Les leaders, Charlie Dalin (MACIF Santé Prévoyance), Yoann Richomme (PAPREC ARKÉA) et Sébastien Simon (Groupe Dubreuil) devraient passer le cap Horn ce lundi. Troisième cap de ce Vendée Globe, passage entre l’océan Pacifique et l’Atlantique Sud, il marque la fin des 40es rugissants et promet surtout des jours meilleurs. Route historique et déterminante pour le transport maritime, c’est aussi devenu un mythe qui a participé à la légende du Vendée Globe.
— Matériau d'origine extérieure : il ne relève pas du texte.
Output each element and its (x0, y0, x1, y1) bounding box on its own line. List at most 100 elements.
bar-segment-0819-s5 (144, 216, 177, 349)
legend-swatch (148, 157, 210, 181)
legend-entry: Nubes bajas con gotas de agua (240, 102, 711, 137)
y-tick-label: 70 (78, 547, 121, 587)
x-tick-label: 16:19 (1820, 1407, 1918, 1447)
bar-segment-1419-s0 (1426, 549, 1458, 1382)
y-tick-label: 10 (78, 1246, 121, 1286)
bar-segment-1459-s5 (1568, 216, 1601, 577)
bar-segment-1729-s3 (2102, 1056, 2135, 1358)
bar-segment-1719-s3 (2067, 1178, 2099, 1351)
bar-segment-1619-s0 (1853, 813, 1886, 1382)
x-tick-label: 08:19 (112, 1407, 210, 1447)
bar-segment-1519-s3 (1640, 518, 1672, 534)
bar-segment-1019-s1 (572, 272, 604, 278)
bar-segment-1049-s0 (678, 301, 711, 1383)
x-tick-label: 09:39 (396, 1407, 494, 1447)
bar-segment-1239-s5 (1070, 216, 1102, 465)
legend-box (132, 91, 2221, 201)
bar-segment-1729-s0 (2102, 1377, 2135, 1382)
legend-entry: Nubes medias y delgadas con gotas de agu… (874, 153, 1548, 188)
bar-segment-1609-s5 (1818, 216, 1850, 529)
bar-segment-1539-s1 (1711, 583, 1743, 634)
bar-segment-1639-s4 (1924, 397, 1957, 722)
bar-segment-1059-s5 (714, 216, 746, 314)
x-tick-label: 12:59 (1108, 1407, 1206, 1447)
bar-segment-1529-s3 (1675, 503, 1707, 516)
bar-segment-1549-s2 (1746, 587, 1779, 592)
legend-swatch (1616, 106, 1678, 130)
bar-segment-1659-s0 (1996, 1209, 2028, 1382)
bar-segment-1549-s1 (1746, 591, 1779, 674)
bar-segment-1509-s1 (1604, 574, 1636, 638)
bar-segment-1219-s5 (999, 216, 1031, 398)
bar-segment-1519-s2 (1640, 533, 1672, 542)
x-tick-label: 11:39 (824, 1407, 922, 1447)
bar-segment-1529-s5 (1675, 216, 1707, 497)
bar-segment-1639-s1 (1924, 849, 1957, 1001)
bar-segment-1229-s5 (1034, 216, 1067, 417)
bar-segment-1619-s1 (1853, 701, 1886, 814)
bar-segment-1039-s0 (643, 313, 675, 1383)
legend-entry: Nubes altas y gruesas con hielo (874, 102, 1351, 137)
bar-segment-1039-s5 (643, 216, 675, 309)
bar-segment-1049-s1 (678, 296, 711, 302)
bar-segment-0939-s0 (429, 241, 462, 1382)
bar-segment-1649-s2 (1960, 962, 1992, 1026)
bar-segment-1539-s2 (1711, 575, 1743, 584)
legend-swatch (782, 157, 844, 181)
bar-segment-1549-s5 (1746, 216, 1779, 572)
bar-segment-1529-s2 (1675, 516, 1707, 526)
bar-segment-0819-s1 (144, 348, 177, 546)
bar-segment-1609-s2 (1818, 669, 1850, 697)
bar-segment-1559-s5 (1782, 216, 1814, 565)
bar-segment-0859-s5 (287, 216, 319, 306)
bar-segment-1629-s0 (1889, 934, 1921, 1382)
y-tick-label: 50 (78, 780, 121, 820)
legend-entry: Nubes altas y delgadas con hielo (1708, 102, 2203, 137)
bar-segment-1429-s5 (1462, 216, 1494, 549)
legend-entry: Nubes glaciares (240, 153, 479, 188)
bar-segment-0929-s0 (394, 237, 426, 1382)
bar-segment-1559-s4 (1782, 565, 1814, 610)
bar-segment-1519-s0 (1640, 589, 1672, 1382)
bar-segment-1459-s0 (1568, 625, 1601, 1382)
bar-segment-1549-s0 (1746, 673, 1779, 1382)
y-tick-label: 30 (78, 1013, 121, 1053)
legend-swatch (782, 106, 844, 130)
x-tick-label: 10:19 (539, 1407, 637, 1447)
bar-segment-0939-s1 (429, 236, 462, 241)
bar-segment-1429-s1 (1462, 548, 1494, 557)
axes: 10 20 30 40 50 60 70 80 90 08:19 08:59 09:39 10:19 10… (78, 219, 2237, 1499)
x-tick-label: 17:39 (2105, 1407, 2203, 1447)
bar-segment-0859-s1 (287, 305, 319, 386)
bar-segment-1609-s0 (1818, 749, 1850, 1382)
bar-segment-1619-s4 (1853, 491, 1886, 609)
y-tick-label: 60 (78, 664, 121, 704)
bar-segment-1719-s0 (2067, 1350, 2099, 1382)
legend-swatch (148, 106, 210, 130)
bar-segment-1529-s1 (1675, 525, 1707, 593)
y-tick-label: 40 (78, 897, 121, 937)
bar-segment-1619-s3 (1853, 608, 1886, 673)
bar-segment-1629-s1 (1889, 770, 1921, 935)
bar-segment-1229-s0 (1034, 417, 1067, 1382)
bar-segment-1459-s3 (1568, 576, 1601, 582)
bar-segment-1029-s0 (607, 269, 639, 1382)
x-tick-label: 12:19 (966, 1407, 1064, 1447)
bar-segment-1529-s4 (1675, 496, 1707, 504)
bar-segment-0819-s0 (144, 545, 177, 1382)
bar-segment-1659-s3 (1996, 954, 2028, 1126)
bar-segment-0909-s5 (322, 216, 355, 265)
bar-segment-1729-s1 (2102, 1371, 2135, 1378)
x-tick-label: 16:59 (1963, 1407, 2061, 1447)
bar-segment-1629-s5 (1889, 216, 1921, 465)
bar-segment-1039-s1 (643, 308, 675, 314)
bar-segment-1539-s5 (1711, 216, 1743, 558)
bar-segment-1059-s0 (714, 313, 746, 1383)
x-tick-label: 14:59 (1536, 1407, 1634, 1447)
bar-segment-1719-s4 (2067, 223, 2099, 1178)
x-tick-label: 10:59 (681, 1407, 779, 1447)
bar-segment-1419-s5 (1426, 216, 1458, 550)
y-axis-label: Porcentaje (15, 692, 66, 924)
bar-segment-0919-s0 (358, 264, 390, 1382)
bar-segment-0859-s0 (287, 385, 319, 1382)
CAP HORN, CHILI - 28 MARS 2023 : Paul Meilhat (FRA), skipper de Biotherm, est photographié en train de doubler le Cap Horn lors de l'étape 3 de l'Ocean Race le 28 mars 2023 - Photo by Ronan Gladu / Biotherm sailing
CAP HORN, CHILI - 28 MARS 2023 : Paul Meilhat (FRA), skipper de Biotherm, est photographié en train de doubler le Cap Horn lors de l'étape 3 de l'Ocean Race le 28 mars 2023 - Photo by Ronan Gladu / Biotherm sailing

Il s’agit d’une falaise de 425 mètres, sombre et noirâtre. Un bloc sinistre et froid, une terre rocailleuse et inhospitalière. Parfois, après des semaines de bataille au large, les marins n’ont même pas l’occasion de l’apercevoir, d’autres sont finalement déçus par ce bout de terre hostile, si ce n’est l’exploit qu’ils viennent de réaliser. 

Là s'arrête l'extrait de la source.